Quasinormal modes of self-dual black holes in loop quantum gravity

TL;DR

This paper investigates how loop quantum gravity corrections influence the quasinormal modes of regular black holes, revealing stability and deviations from classical Schwarzschild black holes through various computational methods.

Contribution

The study introduces a detailed analysis of quasinormal modes for loop quantum black holes with two correction parameters, using multiple numerical techniques.

Findings

LQG parameters affect quasinormal frequencies oppositely

LQBHs are dynamically stable

Deviations from Schwarzschild black holes are observed

Abstract

We study the evolution of a test scalar field on the background geometry of a regular loop quantum black hole (LQBH) characterized by two loop quantum gravity (LQG) correction parameters, namely, the polymeric function and the minimum area gap.
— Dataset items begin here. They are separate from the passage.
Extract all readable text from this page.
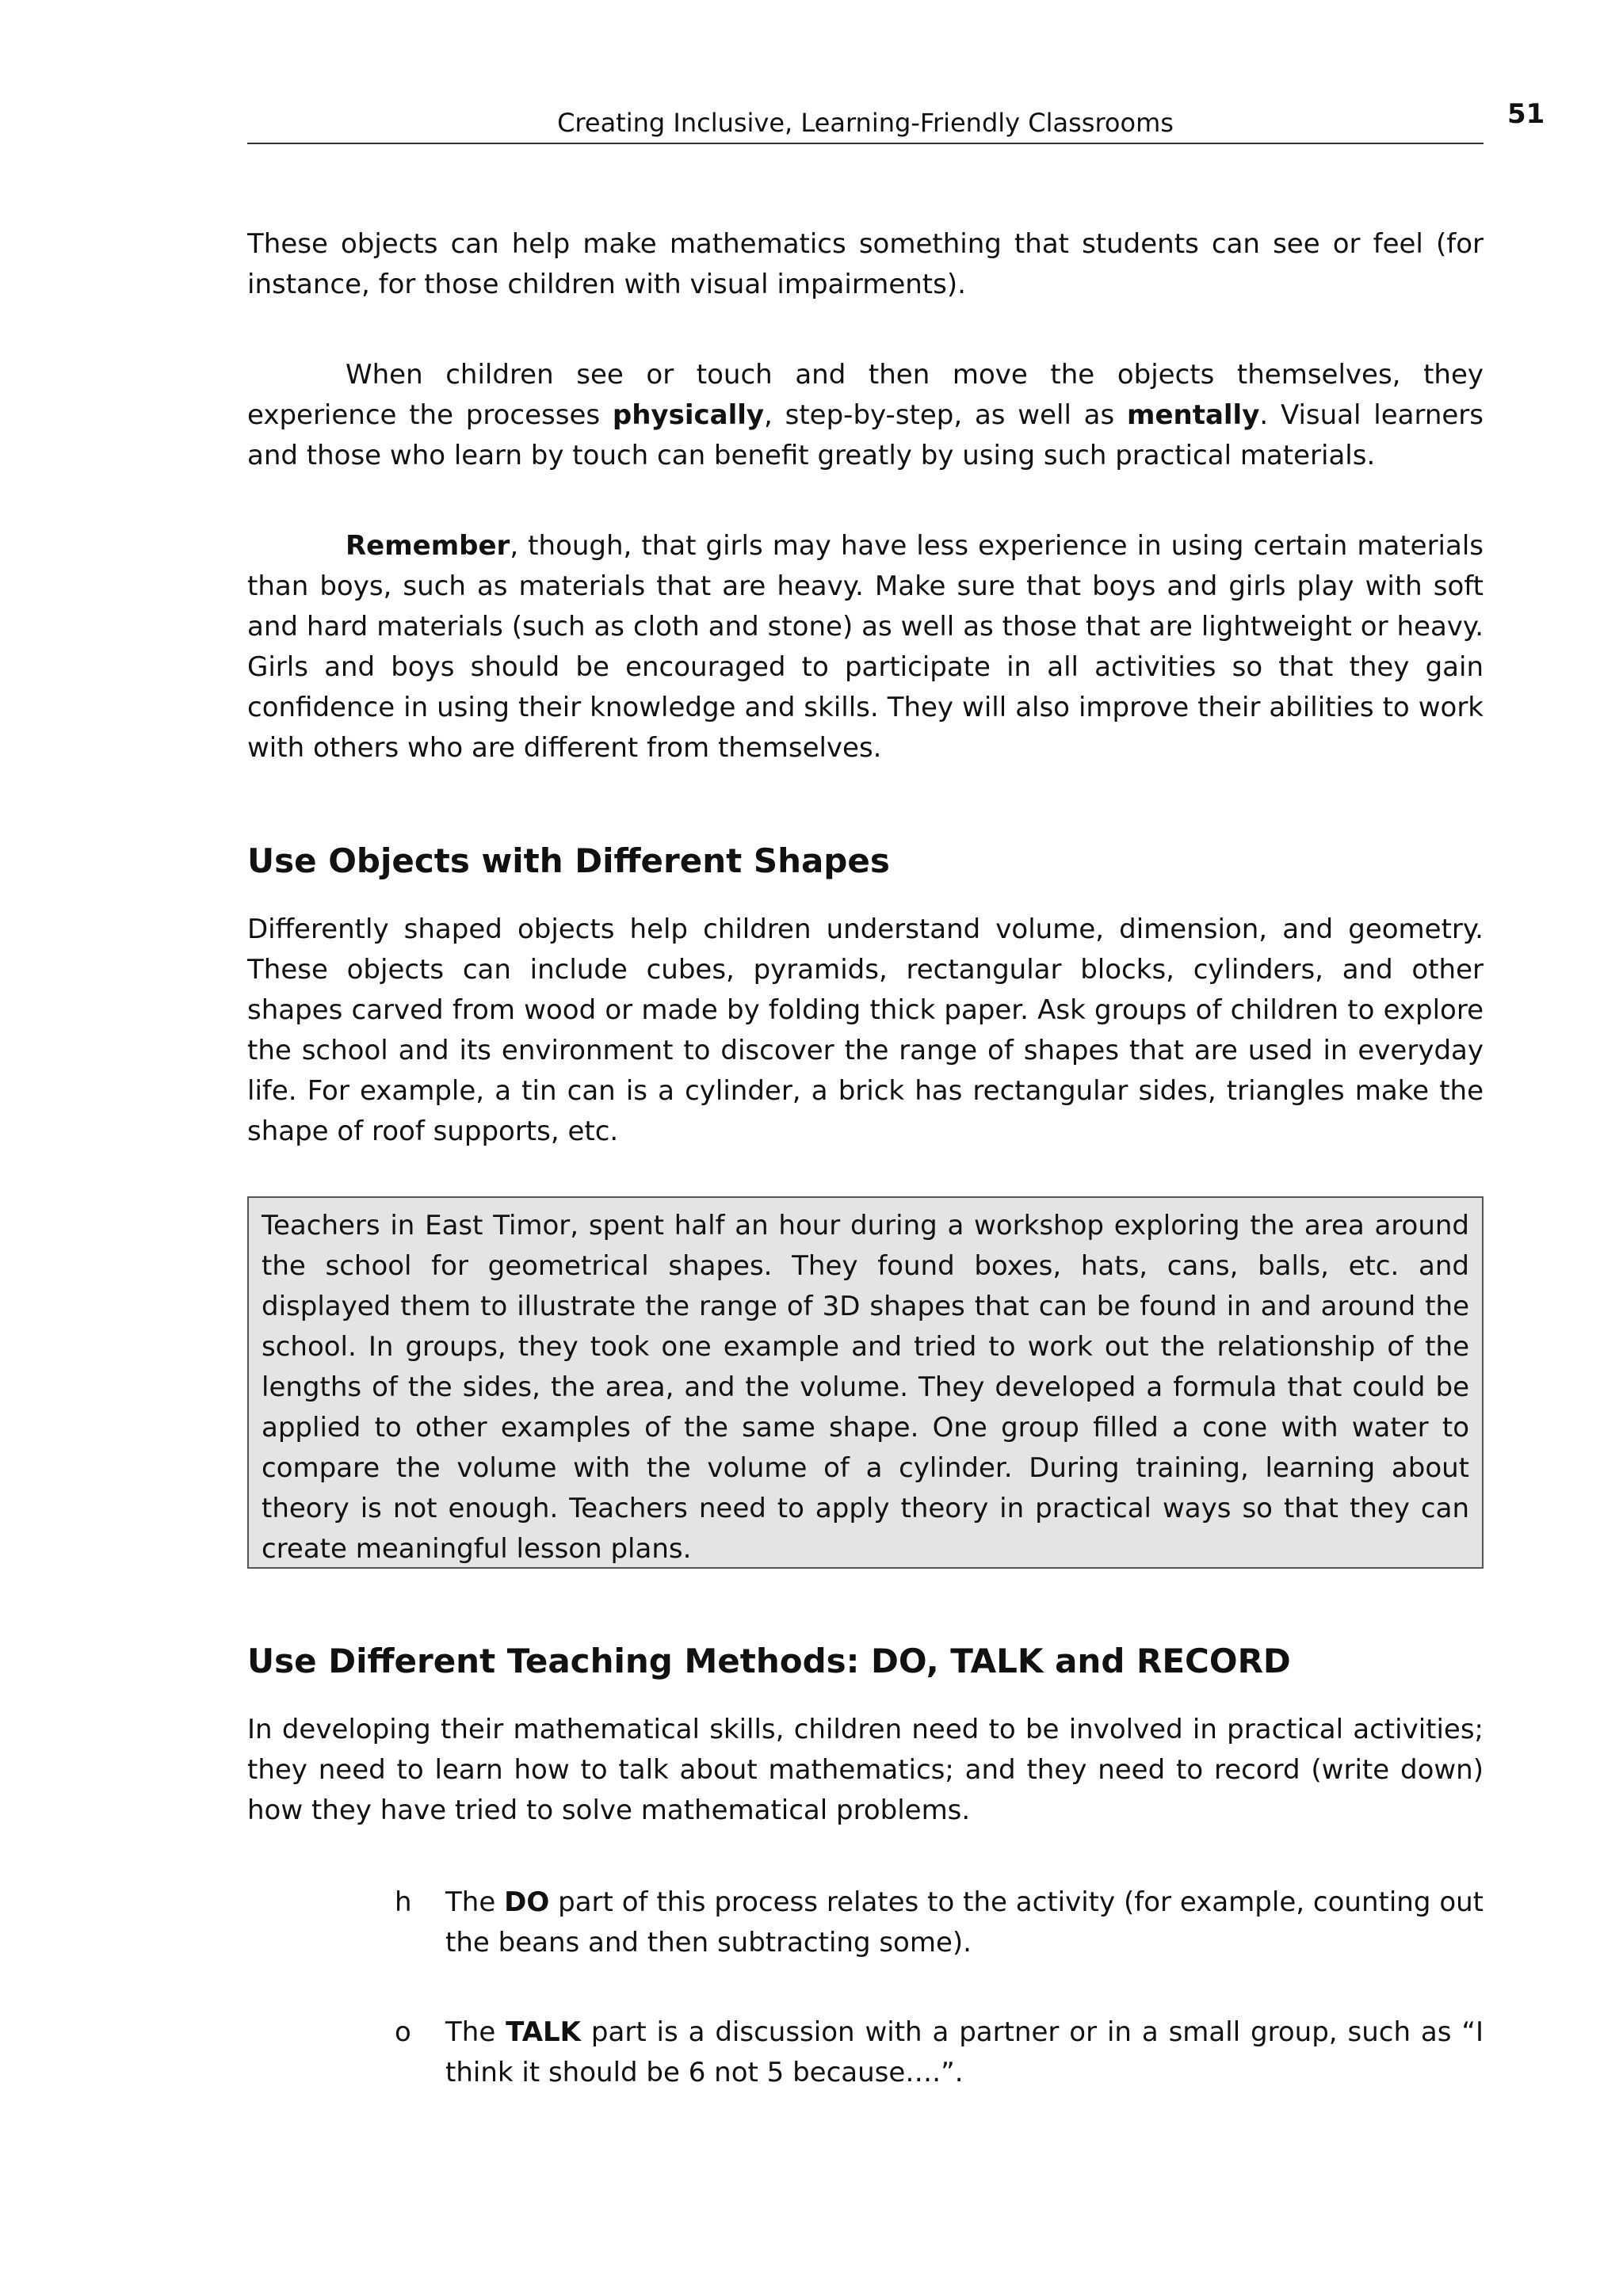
Creating Inclusive, Learning-Friendly Classrooms	51

These objects can help make mathematics something that students can see or feel (for instance, for those children with visual impairments).

When children see or touch and then move the objects themselves, they experience the processes physically, step-by-step, as well as mentally. Visual learners and those who learn by touch can benefit greatly by using such practical materials.

Remember, though, that girls may have less experience in using certain materials than boys, such as materials that are heavy. Make sure that boys and girls play with soft and hard materials (such as cloth and stone) as well as those that are lightweight or heavy. Girls and boys should be encouraged to participate in all activities so that they gain confidence in using their knowledge and skills. They will also improve their abilities to work with others who are different from themselves.

Use Objects with Different Shapes

Differently shaped objects help children understand volume, dimension, and geometry. These objects can include cubes, pyramids, rectangular blocks, cylinders, and other shapes carved from wood or made by folding thick paper. Ask groups of children to explore the school and its environment to discover the range of shapes that are used in everyday life. For example, a tin can is a cylinder, a brick has rectangular sides, triangles make the shape of roof supports, etc.

Teachers in East Timor, spent half an hour during a workshop exploring the area around the school for geometrical shapes. They found boxes, hats, cans, balls, etc. and displayed them to illustrate the range of 3D shapes that can be found in and around the school. In groups, they took one example and tried to work out the relationship of the lengths of the sides, the area, and the volume. They developed a formula that could be applied to other examples of the same shape. One group filled a cone with water to compare the volume with the volume of a cylinder. During training, learning about theory is not enough. Teachers need to apply theory in practical ways so that they can create meaningful lesson plans.
Use Different Teaching Methods: DO, TALK and RECORD

In developing their mathematical skills, children need to be involved in practical activities; they need to learn how to talk about mathematics; and they need to record (write down) how they have tried to solve mathematical problems.

h The DO part of this process relates to the activity (for example, counting out the beans and then subtracting some).
o The TALK part is a discussion with a partner or in a small group, such as “I think it should be 6 not 5 because….”.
The calculations of quasinormal frequencies in asymptotically flat spacetime are performed with the help of higher-order WKB expansion and related Pad\'{e} approximants, the improved asymptotic iteration method (AIM), and time-domain integration. The effects of free parameters of the theory on the quasinormal modes are studied and deviations from those of the Schwarzschild BHs are investigated. We show that the LQG correction parameters have opposite effects on the quasinormal frequencies and the LQBHs are dynamically stable.